Huawei: “Türkiye bizim için çok önemli”

Huawei’nin cihazlar bölümü pazarlama direktörü Shao Yang’le hem firma hem decteknoloji üzerine konuştuk…

– Bize genel olarak Huawei’den bahseder misiniz?
Huawei 1988’de Çin’de kuruldu. Endüstride 25 yıllık bir deneyimimiz var. Daha çok iletişim üzerine yoğunlaşmış bir şirketiz. Önceden şebeke tarafına odaklanmıştık. Dünya çapında mobil şebeke alanında ikinci büyük şirketiz. Yakın gelecekte birinci olacağımızdan şüphemiz yok. Son zamanlarda, sadece mobil şebekelerin insanların hayatlarında büyük yer tutmadığını görünce cihaz da üretmeye başladık. İnsanların hayatlarında şebeke altyapısından daha çok telefonların kendisi yer tutuyordu. 2003’ten beridir cihaz da üretiyoruz. Fakat sonradan sadece ODM (Original Design Manifacturing – üretilen cihazın başka bir firmanın marka etiketiyle satılması) yapmayı anlamsız bulduk. Bir sürü cihazımız var, mobil 3G için USB aparatlar, telefonlar, medya cihazları tabletler gibi…

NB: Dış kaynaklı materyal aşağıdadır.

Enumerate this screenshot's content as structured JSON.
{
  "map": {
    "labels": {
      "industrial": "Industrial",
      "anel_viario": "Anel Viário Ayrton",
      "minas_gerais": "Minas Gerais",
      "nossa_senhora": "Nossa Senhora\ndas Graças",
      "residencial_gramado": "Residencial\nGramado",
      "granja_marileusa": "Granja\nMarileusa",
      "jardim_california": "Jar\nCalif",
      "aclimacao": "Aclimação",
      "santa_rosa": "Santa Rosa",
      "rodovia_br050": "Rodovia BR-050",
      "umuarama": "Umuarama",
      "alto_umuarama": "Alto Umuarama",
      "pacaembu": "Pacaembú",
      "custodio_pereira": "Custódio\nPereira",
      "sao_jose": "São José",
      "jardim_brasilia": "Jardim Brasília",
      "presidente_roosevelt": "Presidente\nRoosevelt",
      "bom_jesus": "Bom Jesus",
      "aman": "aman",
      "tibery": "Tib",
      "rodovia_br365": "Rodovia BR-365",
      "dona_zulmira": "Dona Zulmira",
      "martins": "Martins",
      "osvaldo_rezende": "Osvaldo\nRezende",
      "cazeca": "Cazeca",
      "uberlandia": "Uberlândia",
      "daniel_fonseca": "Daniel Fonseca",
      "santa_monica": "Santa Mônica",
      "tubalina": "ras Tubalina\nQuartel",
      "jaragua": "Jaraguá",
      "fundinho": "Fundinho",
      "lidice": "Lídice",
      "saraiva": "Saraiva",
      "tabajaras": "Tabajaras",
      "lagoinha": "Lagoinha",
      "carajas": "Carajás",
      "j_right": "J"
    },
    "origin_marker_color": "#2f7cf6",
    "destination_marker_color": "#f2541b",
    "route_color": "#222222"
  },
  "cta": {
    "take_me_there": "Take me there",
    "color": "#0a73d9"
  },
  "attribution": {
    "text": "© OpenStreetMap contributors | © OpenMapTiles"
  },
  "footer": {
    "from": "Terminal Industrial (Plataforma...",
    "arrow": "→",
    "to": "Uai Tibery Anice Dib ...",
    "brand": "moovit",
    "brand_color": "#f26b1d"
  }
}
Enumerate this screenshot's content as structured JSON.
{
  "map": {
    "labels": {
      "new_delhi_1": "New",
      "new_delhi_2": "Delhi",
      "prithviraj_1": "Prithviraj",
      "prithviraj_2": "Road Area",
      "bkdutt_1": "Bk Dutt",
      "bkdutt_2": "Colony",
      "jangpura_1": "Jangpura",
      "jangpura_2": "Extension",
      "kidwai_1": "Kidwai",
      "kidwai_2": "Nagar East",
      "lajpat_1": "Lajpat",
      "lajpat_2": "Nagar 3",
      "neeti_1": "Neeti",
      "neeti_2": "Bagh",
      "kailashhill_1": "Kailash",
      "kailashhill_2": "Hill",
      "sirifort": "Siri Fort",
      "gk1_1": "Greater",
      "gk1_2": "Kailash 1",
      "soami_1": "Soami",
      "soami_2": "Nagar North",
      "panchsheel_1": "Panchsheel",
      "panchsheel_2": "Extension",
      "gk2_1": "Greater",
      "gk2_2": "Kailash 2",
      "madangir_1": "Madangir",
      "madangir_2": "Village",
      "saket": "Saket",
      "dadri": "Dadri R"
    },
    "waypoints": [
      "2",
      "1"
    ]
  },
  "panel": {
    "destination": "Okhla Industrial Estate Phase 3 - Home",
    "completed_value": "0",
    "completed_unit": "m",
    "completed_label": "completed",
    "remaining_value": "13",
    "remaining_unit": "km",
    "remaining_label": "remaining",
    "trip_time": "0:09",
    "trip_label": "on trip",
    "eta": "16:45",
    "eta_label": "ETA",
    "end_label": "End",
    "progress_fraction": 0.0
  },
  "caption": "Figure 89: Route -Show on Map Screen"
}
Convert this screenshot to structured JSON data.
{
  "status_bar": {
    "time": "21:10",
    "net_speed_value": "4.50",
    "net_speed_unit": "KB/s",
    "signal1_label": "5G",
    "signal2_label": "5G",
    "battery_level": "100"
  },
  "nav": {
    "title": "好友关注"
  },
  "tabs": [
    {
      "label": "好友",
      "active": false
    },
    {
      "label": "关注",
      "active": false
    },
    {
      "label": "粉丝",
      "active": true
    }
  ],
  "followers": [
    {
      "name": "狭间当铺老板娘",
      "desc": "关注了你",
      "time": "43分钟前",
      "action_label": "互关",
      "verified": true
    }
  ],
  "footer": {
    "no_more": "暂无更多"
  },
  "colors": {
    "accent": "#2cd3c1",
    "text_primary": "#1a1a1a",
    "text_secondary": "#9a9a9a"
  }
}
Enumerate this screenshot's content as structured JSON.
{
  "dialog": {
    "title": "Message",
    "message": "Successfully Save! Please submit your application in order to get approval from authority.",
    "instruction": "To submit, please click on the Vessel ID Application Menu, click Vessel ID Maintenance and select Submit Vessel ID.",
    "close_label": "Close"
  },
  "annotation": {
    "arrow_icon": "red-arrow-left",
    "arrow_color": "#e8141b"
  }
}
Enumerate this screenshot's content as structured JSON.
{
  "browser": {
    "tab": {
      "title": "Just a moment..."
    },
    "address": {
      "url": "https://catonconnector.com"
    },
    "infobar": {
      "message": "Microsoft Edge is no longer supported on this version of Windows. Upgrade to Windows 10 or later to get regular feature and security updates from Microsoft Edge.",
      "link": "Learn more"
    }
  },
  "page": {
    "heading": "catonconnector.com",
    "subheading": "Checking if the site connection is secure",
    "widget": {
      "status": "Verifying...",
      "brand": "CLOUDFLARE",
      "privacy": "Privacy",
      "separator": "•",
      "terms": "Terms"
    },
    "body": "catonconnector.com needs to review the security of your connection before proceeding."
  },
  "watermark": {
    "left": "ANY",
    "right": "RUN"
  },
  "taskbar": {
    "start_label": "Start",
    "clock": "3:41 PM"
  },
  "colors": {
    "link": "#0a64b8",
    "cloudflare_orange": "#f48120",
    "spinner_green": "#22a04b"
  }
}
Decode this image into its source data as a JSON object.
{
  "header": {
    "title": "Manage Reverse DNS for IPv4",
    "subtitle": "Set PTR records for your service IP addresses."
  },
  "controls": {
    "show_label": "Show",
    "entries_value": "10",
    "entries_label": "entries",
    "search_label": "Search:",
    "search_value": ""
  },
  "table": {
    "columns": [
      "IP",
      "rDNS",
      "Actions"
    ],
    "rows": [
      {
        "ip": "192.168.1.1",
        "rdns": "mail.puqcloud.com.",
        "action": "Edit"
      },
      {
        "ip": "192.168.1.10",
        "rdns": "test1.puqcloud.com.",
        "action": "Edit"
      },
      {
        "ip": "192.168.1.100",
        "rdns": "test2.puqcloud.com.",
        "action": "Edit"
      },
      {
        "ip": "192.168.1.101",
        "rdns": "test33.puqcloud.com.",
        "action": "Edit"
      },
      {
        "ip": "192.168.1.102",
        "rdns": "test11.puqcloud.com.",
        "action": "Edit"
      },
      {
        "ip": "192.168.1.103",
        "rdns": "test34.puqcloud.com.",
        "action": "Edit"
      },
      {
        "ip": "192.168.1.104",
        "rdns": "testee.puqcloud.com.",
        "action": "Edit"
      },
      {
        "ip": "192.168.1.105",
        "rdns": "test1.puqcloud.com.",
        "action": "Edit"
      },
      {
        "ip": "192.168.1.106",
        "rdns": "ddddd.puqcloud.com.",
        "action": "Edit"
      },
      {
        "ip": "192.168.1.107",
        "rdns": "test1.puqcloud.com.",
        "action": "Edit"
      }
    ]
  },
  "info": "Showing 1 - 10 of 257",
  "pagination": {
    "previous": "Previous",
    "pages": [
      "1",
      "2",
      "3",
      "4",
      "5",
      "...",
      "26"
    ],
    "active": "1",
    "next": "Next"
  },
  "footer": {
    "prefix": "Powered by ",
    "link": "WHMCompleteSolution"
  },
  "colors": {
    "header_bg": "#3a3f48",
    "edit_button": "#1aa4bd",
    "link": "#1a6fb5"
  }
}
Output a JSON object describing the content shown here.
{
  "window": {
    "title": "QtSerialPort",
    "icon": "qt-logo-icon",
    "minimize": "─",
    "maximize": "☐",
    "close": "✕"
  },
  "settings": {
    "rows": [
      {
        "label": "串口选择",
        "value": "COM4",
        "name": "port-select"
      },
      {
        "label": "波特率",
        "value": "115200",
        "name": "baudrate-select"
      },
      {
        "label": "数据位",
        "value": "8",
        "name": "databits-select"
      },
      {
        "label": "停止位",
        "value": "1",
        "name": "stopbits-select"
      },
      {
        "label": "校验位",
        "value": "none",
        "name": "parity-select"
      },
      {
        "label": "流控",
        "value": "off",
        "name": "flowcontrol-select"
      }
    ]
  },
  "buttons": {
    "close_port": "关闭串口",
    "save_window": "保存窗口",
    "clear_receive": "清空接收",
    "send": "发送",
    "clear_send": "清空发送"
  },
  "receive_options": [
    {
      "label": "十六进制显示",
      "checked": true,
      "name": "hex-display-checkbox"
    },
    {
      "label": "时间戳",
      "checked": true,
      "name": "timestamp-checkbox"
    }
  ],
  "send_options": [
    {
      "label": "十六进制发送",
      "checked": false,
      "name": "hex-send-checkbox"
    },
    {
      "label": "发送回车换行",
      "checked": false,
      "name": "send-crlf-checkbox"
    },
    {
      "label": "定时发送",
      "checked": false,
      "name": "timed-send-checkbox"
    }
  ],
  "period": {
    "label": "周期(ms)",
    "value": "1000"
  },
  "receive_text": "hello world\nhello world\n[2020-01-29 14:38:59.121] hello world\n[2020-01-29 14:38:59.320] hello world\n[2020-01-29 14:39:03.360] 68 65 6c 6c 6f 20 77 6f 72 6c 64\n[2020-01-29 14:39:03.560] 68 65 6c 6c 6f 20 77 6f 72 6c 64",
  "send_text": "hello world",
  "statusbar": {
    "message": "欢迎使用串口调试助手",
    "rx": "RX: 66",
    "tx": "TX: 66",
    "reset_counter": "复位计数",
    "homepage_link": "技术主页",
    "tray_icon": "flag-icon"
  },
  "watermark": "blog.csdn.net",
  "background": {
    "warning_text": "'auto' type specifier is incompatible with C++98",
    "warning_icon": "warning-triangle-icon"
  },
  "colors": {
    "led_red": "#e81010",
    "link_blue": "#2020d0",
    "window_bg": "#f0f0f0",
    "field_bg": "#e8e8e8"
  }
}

– Kaç ülkede aktifsiniz ve dünyada toplam kaç kişi Huawei’den faydalanıyor?
140 ülkede ofisimiz var. 20 ülkeye ise mobil şebeke sağlıyoruz. Çin’in haricinde dünyanın %60’ına yayılımımız var.

– İletişim harici alanlarda da mevcut musunuz?
Evet, sosyal sorumluluklarımız var. Örneğin Türkiye’de ikinci en büyük Ar-Ge merkezimiz bulunuyor. Türkiye’nin yazılım geliştirmesine yardımcı oluyoruz. Geçen yıl 17 milyon dolarlık bir yazılım ihracatında faydamız oldu.

– Gecen yılın kârı neydi, bize sayılarla Huawei’den bahseder misiniz?
2012 yılındaki gelirimiz, 2011’e göre %8 artarak 35,35 milyar dolara çıktı. Bu gelirin 7,7 milyar doları ise sadece cihazlardan geldi. Ar-Geye ise son on yılda 20 milyar doların üzerinde yatırım yaptık, 2012’de ise 4,8 milar dolarlık bir Ar-Ge yatırımımız oldu. 150 binin üzerinde çalışanımız var, bunların %46’sı yani, 70 bini ise Ar-Ge’de çalışıyorlar. Sadece Türkiye’ye 50 milyon dolarlık bir Ar-Ge yatırımı yaptık. Çin’de 41.948, Dünya Patent Örgütü’nde 12.453, Çin dışında ise 14.494 patentimiz var.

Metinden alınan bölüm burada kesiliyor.